Auch Heidrich/Vergé-Dépré im Sechzehntelfinal

31. Juli 2017, 20:47 Uhr
Anouk Vergé-Dépré (links) und Joana Heidrich erreichten die WM-Sechzehntelfinals
Anouk Vergé-Dépré (links) und Joana Heidrich erreichten die WM-Sechzehntelfinals
© KEYSTONE/APA/GEORG HOCHMUTH
An der Beachvolleyball-WM in Wien qualifiziert sich nach Nina Betschart/Tanja Hüberli auch das zweite Schweizer Duo Joana Heidrich/Anouk Vergé-Dépré direkt für die Sechzehntelfinals.

Mit Heidrich und Vergé-Dépré steigerte sich zum Abschluss der Vorrunde das zweite Team aus der Schweiz, das seine zweite Vorrundenpartie verloren hatte, zu einer Topleistung. Das Duo zeigte gegen die als Nummer 8 gesetzten Olympiazweiten Barbara/Fernanda seine beste Turnierleistung, gewann verdient und zieht als Gruppenzweiter in die entscheidende Turnierphase ein.

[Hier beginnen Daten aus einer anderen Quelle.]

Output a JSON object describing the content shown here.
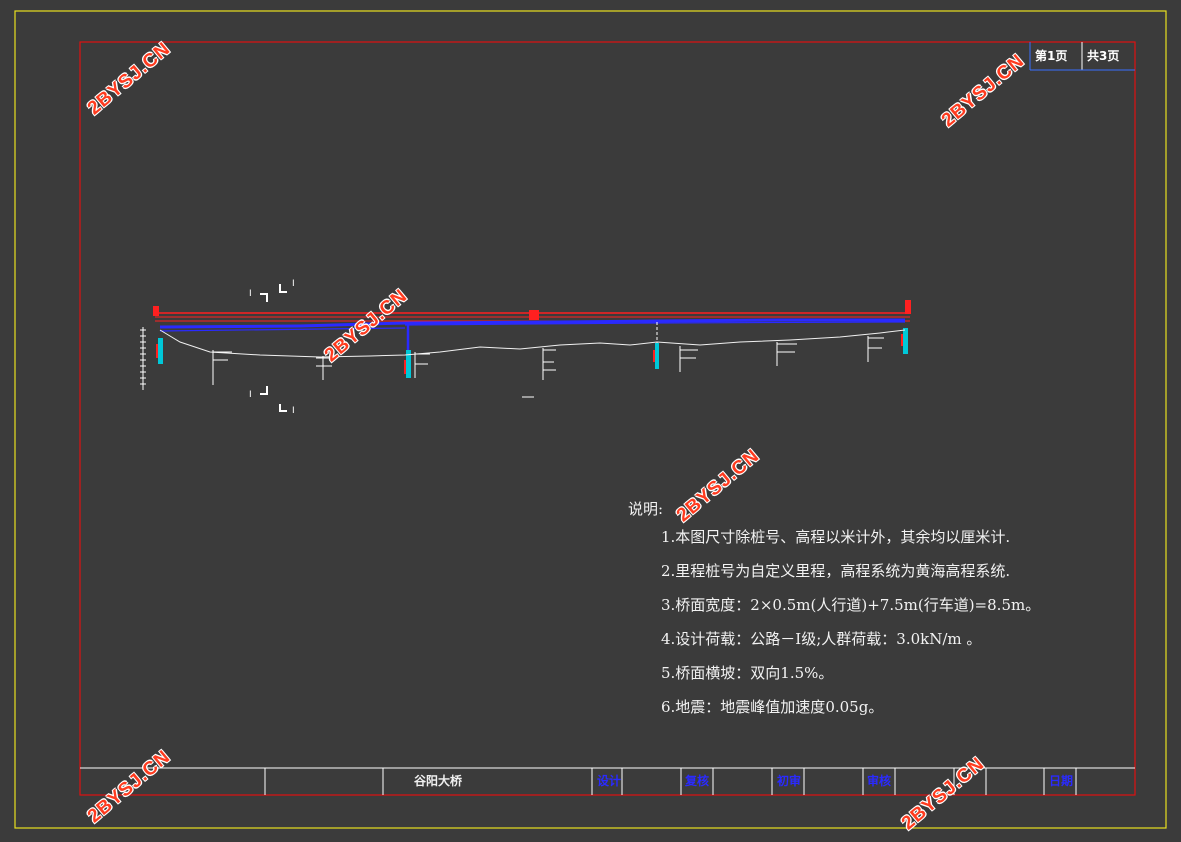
{
  "page_box": {
    "first_page": "第1页",
    "total_pages": "共3页"
  },
  "notes": {
    "heading": "说明:",
    "items": [
      "1.本图尺寸除桩号、高程以米计外，其余均以厘米计.",
      "2.里程桩号为自定义里程，高程系统为黄海高程系统.",
      "3.桥面宽度：2×0.5m(人行道)+7.5m(行车道)=8.5m。",
      "4.设计荷载：公路－Ⅰ级;人群荷载：3.0kN/m 。",
      "5.桥面横坡：双向1.5%。",
      "6.地震：地震峰值加速度0.05g。"
    ]
  },
  "title_block": {
    "project": "谷阳大桥",
    "design": "设计",
    "review": "复核",
    "check": "初审",
    "approve": "审核",
    "date": "日期"
  },
  "section_marks": {
    "left_top": "I",
    "right_top": "I",
    "left_bottom": "I",
    "right_bottom": "I"
  },
  "watermark": "2BYSJ.CN",
  "colors": {
    "background": "#3b3b3b",
    "outer_frame": "#e8e020",
    "inner_frame": "#e01010",
    "deck": "#2a2aff",
    "rail": "#ff2020",
    "pier": "#00c8d8",
    "watermark": "#ff3b1f"
  },
  "icons": [
    "section-mark-icon"
  ]
}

«Wir haben heute einen guten Job gemacht», sagte Heidrich. Ihre Partnerin ergänzte: «Es war zwar ganz schön heiss, aber wir sind cool geblieben. Vor allem in den entscheidenden Phasen der Sätze.» Trainer Sebastian Beck sieht den folgenden Herausforderungen mit Zuversicht entgegen: «Wir haben zwar noch nicht unser Top-Level erreicht, wissen aber, dass wir jetzt richtig drin sind in diesem Turnier.»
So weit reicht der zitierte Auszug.